Friday, Jan. 21, 1966
A Bigger Opposition
After two decades of domination, Italy's Christian Democrats at last seem likely to face a responsible and united opposition. In Naples, 700 delegates of the Social Democratic Party voted to merge with the Socialists of Pietro Nenni, with whom they split in 1947.
The Social Democrats, then headed by Giuseppe Saragat, broke with Nenni because he refused to sever his wartime alliance with Italy's Communists. Leading his party into coalition with the
Christian Democrats, Saragat backed NATO, reconverted to Catholicism in
1962 after the death of his wife, and two years later was elected President of the Republic.
Nenni has mellowed markedly. He renounced the Communists in 1957 (after Hungary), joined a Christian Democratic coalition in 1963, last summer--though still an agnostic--even attended an audience with Pope Paul VI. At last it dawned on Social Democrats and Socialists alike that the gap between them had all but vanished.

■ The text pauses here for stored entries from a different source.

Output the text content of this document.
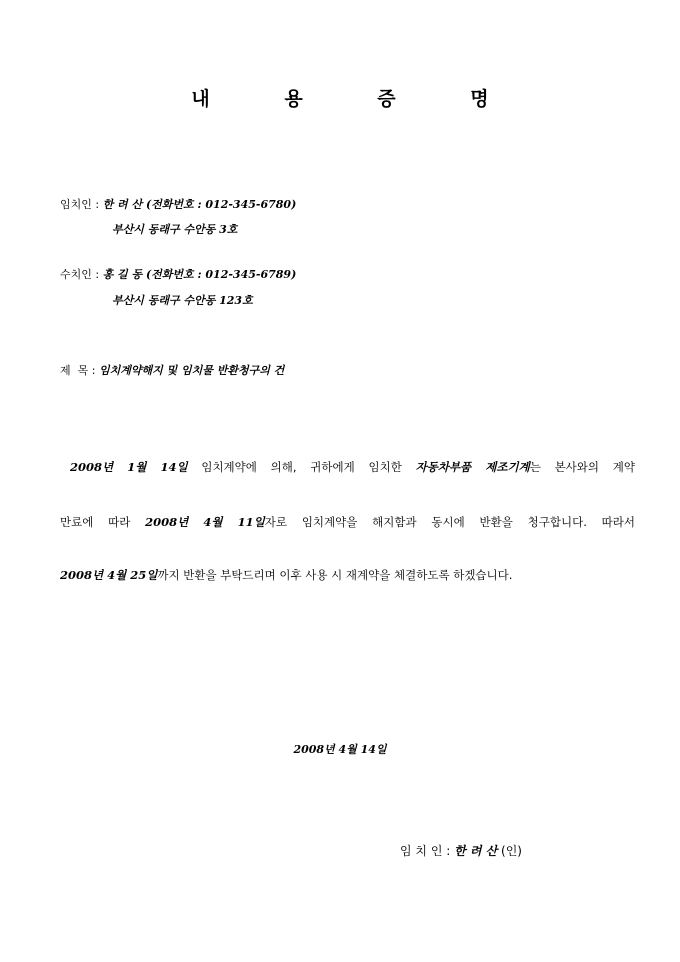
내 용 증 명
임치인 : 한 려 산 (전화번호 : 012-345-6780)
부산시 동래구 수안동 3호
수치인 : 홍 길 동 (전화번호 : 012-345-6789)
부산시 동래구 수안동 123호
제  목 : 임치계약해지 및 임치물 반환청구의 건
2008년 1월 14일 임치계약에 의해, 귀하에게 임치한 자동차부품 제조기계는 본사와의 계약
만료에 따라 2008년 4월 11일자로 임치계약을 해지함과 동시에 반환을 청구합니다. 따라서
2008년 4월 25일까지 반환을 부탁드리며 이후 사용 시 재계약을 체결하도록 하겠습니다.
2008년 4월 14일
임 치 인 : 한 려 산 (인)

With Nenni as head of a combined party, the new Socialists would still be far behind the Christian Democrats in voter strength, if the last elections in April
1963 were any guide. But by appealing more and more to Italy's middle class, the Socialists hope that in the next general elections they can steal bourgeois strength from the Christian Democrats, while still preserving traditional links with the workers--who are becoming pretty bourgeois themselves.